Carta de Agradecimento – Paula Okamura

Olá, Betinas.
Pedi para escrever essa carta aberta a vocês por vários motivos. Já aviso, a carta é grande então, espero que tenham paciência ao me ler. E vocês nem imaginam como é extremamente difícil escrever de Paula para vocês. Sem filtros, sem personagens, sem nada. Apenas a Paula falando com vocês (já escrevi essa carta umas 16 vezes e não estou exagerando).

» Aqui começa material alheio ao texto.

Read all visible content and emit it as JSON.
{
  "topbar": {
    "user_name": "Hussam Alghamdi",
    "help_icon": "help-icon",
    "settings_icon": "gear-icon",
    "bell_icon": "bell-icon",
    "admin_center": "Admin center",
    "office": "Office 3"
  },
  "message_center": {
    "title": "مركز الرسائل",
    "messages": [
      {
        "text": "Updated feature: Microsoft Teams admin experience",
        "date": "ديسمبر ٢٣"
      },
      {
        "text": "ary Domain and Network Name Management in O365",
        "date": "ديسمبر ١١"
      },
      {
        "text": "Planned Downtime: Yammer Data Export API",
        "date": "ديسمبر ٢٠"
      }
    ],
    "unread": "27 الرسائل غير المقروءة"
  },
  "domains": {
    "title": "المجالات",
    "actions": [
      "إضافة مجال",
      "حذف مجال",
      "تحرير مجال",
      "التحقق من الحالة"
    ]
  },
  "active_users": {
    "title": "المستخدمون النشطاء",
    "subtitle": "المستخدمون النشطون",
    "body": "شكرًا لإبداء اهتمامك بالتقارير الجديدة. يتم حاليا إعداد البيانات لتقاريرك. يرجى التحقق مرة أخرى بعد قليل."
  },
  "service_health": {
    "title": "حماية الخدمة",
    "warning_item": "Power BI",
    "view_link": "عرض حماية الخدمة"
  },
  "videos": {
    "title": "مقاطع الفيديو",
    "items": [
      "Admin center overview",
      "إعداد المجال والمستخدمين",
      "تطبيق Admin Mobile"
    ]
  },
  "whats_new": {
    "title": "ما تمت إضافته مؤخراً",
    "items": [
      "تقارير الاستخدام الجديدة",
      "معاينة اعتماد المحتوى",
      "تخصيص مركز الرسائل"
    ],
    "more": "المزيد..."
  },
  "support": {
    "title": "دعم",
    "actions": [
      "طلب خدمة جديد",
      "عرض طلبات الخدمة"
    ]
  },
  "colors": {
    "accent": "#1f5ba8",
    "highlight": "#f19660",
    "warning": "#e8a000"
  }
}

Para quem não me conhece, eu sou Paula Okamura, colunista do site Sou Betina, escrevo contos (que eu carinhosamente gosto de chamar de romances eróticos). Eu comecei escrevendo porque quando eu lia alguma história assim, bem no começo da minha adolescência, eu não me sentia representada e inclusa naquilo. E acreditem, para uma garota, que mora no interior, que sabe que é lésbica mas, que escutou durante toda vida, aos domingos de manhã que sentir o que sente é pecado, isso faz muita diferença.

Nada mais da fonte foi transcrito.